Prior to that instant, I didn’t know anyone was with me. In fact, I didn’t even know where I was, or how I got here. Although the room was on the dark side, I couldn’t open my eyes wider than thin slits. I decided to keep them closed. “What’s that?” I was able to say in a raspy voice that was barely louder than a whisper. “Where am I? I demand to know what’s going on.”
“Well, buddy, I don’t know where we are. But I know it ain’t no place good. It seems we’ve been kidnapped by Spacemen. We’re in some kind of flying saucer. They picked you up yesterday. I’ve been here about a week.”
“Spacemen? Flying saucer? What are you talking about?”
“I know it hurts, but think hard. What do you remember?”
He was right, it did hurt. But I fought through the pain. “Let’s see. I remember being in a large room. Something like a hospital room, or maybe a laboratory of some kind. Oh my God. You’re right. I do seem to remember seeing aliens. At least I think I do. I can’t be sure. Maybe it was a dream?”
“More like a nightmare, my friend. Try again. Can you see them?”

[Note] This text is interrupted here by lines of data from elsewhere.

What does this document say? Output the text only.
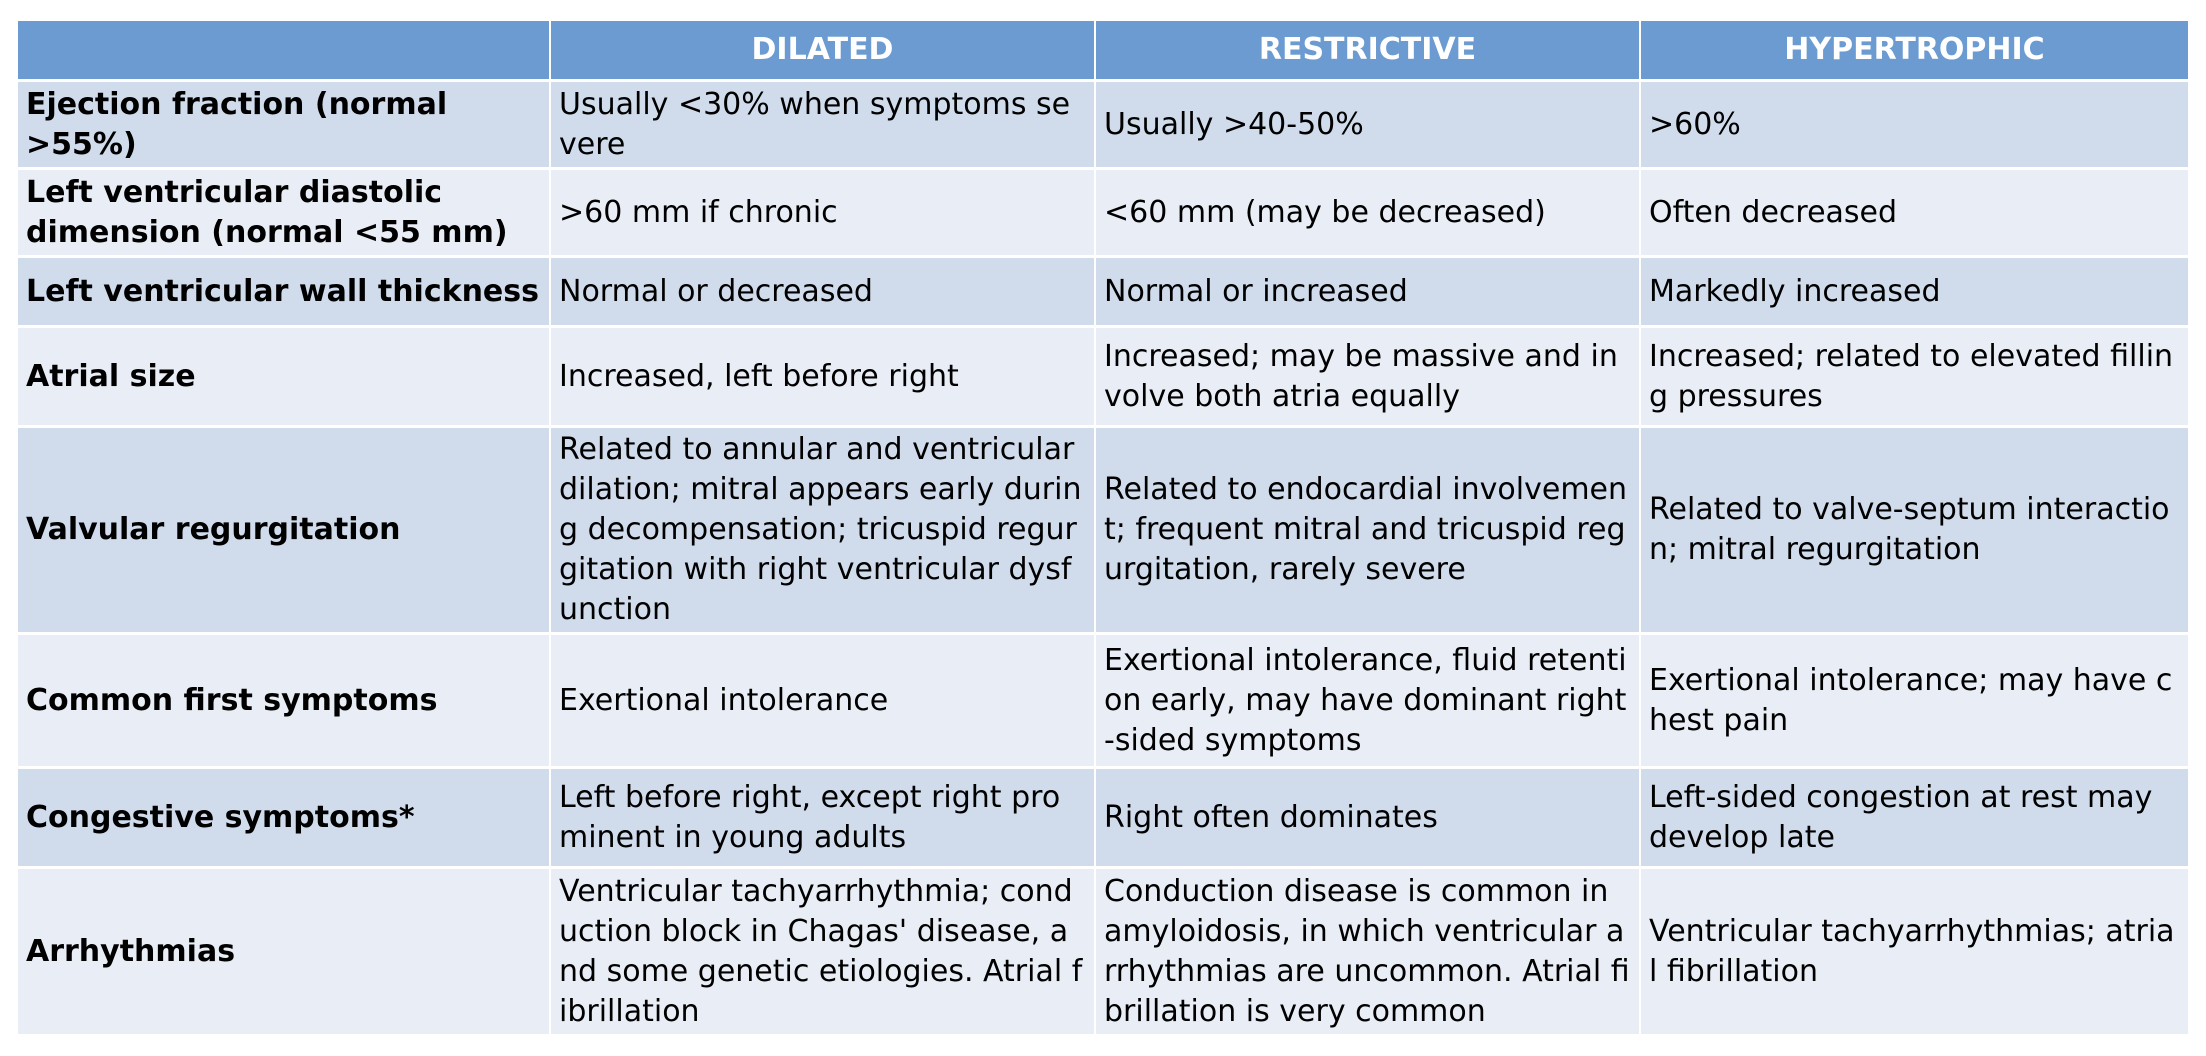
	DILATED	RESTRICTIVE	HYPERTROPHIC
Ejection fraction (normal >55%)	Usually <30% when symptoms severe	Usually >40-50%	>60%
Left ventricular diastolic dimension (normal <55 mm)	>60 mm if chronic	<60 mm (may be decreased)	Often decreased
Left ventricular wall thickness	Normal or decreased	Normal or increased	Markedly increased
Atrial size	Increased, left before right	Increased; may be massive and involve both atria equally	Increased; related to elevated filling pressures
Valvular regurgitation	Related to annular and ventricular dilation; mitral appears early during decompensation; tricuspid regurgitation with right ventricular dysfunction	Related to endocardial involvement; frequent mitral and tricuspid regurgitation, rarely severe	Related to valve-septum interaction; mitral regurgitation
Common first symptoms	Exertional intolerance	Exertional intolerance, fluid retention early, may have dominant right-sided symptoms	Exertional intolerance; may have chest pain
Congestive symptoms*	Left before right, except right prominent in young adults	Right often dominates	Left-sided congestion at rest may develop late
Arrhythmias	Ventricular tachyarrhythmia; conduction block in Chagas' disease, and some genetic etiologies. Atrial fibrillation	Conduction disease is common in amyloidosis, in which ventricular arrhythmias are uncommon. Atrial fibrillation is very common	Ventricular tachyarrhythmias; atrial fibrillation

“I can’t really see anything. But I do have some vague impressions. Oh God, their smell. I remember their stench was awful. Especially their breath. It was like decomposing flesh. It was horrible.” I tried to concentrate, but everything was still blurry. “I sense something. Yes, they were ugly. Discolored teeth. A big nose, at least that’s what I think it was. Two evil looking eyes. And they had things growing on either side of their heads.” I struggled to focus on the fleeting images at the edges of my consciousness. “I also recall this metal contraption attached to the top of my head. It stung me with burst of electric shocks.” I grabbed my temples, and fought the pain. “I also remember thinking, ‘boy are these guys stupid. They’re a race of idiots. Ugly ass idiots. We should do the universe a favor and kill them all.’ I remember thinking how it made my skin crawl just being in the same room with them.” I shuddered. “How about you? Did you see the same thing?”

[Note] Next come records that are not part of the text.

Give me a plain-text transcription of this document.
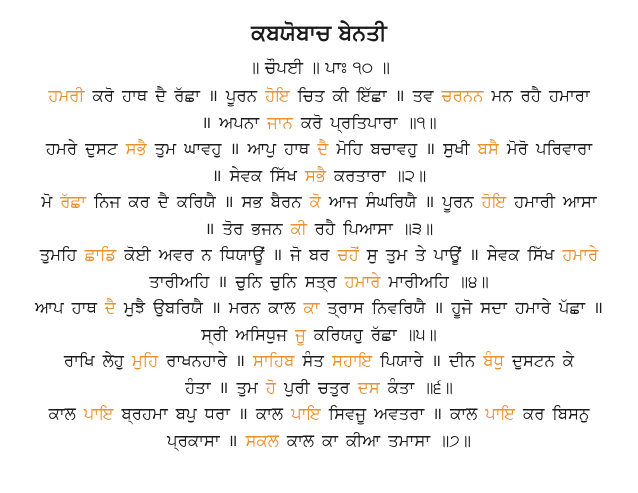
ਕਬਯੋਬਾਚ ਬੇਨਤੀ
॥ ਚੌਪਈ ॥ ਪਾਃ ੧੦ ॥
ਹਮਰੀ ਕਰੋ ਹਾਥ ਦੈ ਰੱਛਾ ॥ ਪੂਰਨ ਹੋਇ ਚਿਤ ਕੀ ਇੱਛਾ ॥ ਤਵ ਚਰਨਨ ਮਨ ਰਹੈ ਹਮਾਰਾ
॥ ਅਪਨਾ ਜਾਨ ਕਰੋ ਪ੍ਰਤਿਪਾਰਾ ॥੧॥
ਹਮਰੇ ਦੁਸਟ ਸਭੈ ਤੁਮ ਘਾਵਹੁ ॥ ਆਪੁ ਹਾਥ ਦੈ ਮੋਹਿ ਬਚਾਵਹੁ ॥ ਸੁਖੀ ਬਸੈ ਮੋਰੋ ਪਰਿਵਾਰਾ
॥ ਸੇਵਕ ਸਿੱਖ ਸਭੈ ਕਰਤਾਰਾ ॥੨॥
ਮੋ ਰੱਛਾ ਨਿਜ ਕਰ ਦੈ ਕਰਿਯੈ ॥ ਸਭ ਬੈਰਨ ਕੋ ਆਜ ਸੰਘਰਿਯੈ ॥ ਪੂਰਨ ਹੋਇ ਹਮਾਰੀ ਆਸਾ
॥ ਤੋਰ ਭਜਨ ਕੀ ਰਹੈ ਪਿਆਸਾ ॥੩॥
ਤੁਮਹਿ ਛਾਡਿ ਕੋਈ ਅਵਰ ਨ ਧਿਯਾਊਂ ॥ ਜੋ ਬਰ ਚਹੋਂ ਸੁ ਤੁਮ ਤੇ ਪਾਊਂ ॥ ਸੇਵਕ ਸਿੱਖ ਹਮਾਰੇ
ਤਾਰੀਅਹਿ ॥ ਚੁਨਿ ਚੁਨਿ ਸਤ੍ਰ ਹਮਾਰੇ ਮਾਰੀਅਹਿ ॥੪॥
ਆਪ ਹਾਥ ਦੈ ਮੁਝੈ ਉਬਰਿਯੈ ॥ ਮਰਨ ਕਾਲ ਕਾ ਤ੍ਰਾਸ ਨਿਵਰਿਯੈ ॥ ਹੂਜੋ ਸਦਾ ਹਮਾਰੇ ਪੱਛਾ ॥
ਸ੍ਰੀ ਅਸਿਧੁਜ ਜੂ ਕਰਿਯਹੁ ਰੱਛਾ ॥੫॥
ਰਾਖਿ ਲੇਹੁ ਮੁਹਿ ਰਾਖਨਹਾਰੇ ॥ ਸਾਹਿਬ ਸੰਤ ਸਹਾਇ ਪਿਯਾਰੇ ॥ ਦੀਨ ਬੰਧੁ ਦੁਸਟਨ ਕੇ
ਹੰਤਾ ॥ ਤੁਮ ਹੋ ਪੁਰੀ ਚਤੁਰ ਦਸ ਕੰਤਾ ॥੬॥
ਕਾਲ ਪਾਇ ਬ੍ਰਹਮਾ ਬਪੁ ਧਰਾ ॥ ਕਾਲ ਪਾਇ ਸਿਵਜੂ ਅਵਤਰਾ ॥ ਕਾਲ ਪਾਇ ਕਰ ਬਿਸਨੁ
ਪ੍ਰਕਾਸਾ ॥ ਸਕਲ ਕਾਲ ਕਾ ਕੀਆ ਤਮਾਸਾ ॥੭॥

I couldn’t see my companion, but I could hear him chuckle. “Yeah. It was exactly like that. Well, on the first day, anyway. But not now. Not after I figured out what they’re doing. That thing they put on our heads, it’s some kind of mind reading device. They put one on you and another on one of them. Then they sit across from you and suck your thoughts right out of your mind. All those things you remember about how disgusting and hideous they were. Well, that’s not what really happened. You see, that mind contraption works both ways. You’re actually remembering what they were thinking about you.”